FYI, heres’ a page I use that script on, where you cannot select the text, but it is text, not an image:

https://tv.apple.com/us/show/prehistoric-planet/umc.cmc.4lh4bmztauvkooqz400akxav

Unfortunately, in Bbedit only one line is created with text “index.html”

When the local page opens does the table display?

No, nothing is loading.

It is just a plain html file with only a link “index.html” which is not doing anything.

What happens if you save it to the reading list?

It behaves exactly like a normal bookmark.

Nothing is saved locally and when clicked, the portal loads.

So, when you say “when clicked this , the portal loads”, you have clicked link, which opens other content.

Where? On the new webpage in the browser, or on your Mac server location? Or, it opens in some special installed application? It is very unclear.

Thank you for your interest and sorry for not being clear.

So when adding the portal to the reading list, it is actually saved as a plain bookmark.

Nothing is saved locally, no any content, besides of only the web address, which -when clicked- is loading in the Safari tab.

So, you try to parse the webpage which doesn’t contain any table, but only one link “index.html”, which does only 1 thing:

When clicked, it creates new bookmark in “Bookmarks.plist” of folder Safari of folder Library of Home directory.

You can:

  1. click someway (manually or using do JavaScript) the “index.html” link to save this bookmark in “Bookmarks.plist”.
  2. read key URLString of this bookmark from “Bookmarks.plist” to variable theURL.
  3. open this URL using

open location theURL
  1. now, parse the text content of new loaded webpage, which contains table contents indeed.

I think, you can simply open .webloc location file, which you call “saved address”. To open the webpage, which contains the table(s).

Simple example, which opens the .webloc location file on my Mac:


tell application "Finder" to open file "Apple HD:Users:123:Desktop:MacScripter.webloc"
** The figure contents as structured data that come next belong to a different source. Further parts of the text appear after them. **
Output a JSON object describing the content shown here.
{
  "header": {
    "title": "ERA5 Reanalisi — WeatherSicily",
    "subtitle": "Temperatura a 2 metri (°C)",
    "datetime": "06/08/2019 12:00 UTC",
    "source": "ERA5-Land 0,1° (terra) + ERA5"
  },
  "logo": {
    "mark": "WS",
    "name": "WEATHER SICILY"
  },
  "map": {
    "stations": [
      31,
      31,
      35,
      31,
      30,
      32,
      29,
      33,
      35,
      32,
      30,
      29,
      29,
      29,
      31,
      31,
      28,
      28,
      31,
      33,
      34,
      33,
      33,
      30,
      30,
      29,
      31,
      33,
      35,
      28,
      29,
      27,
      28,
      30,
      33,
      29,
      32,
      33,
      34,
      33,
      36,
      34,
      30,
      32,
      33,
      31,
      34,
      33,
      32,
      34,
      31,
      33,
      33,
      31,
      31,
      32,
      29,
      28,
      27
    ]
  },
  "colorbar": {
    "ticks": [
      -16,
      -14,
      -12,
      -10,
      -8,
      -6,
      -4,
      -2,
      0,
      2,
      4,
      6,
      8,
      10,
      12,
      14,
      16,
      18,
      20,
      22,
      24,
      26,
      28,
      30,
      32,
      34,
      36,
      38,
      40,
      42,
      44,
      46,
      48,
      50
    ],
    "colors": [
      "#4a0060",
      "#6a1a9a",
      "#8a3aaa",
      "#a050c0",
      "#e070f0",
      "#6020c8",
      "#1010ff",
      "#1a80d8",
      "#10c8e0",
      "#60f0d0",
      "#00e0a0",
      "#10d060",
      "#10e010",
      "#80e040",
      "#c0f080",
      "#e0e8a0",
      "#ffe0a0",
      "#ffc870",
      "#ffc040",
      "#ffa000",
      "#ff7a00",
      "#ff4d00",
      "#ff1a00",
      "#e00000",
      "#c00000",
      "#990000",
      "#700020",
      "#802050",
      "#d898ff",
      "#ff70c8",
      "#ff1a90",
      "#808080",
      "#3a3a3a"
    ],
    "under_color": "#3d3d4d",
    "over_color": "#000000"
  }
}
Create a NSXMLdocument from the URL.
Get the NSXMLNodes you want by performing
A XPath query on the document.
Go thru each of the nodes and get the data from
Those nodes

http://preserve.mactech.com/articles/mactech/Vol.21/21.06/XMLParser/index.html

Interesting stuff!

I have to dig more into it.

Thank you all, though, so far for your replies.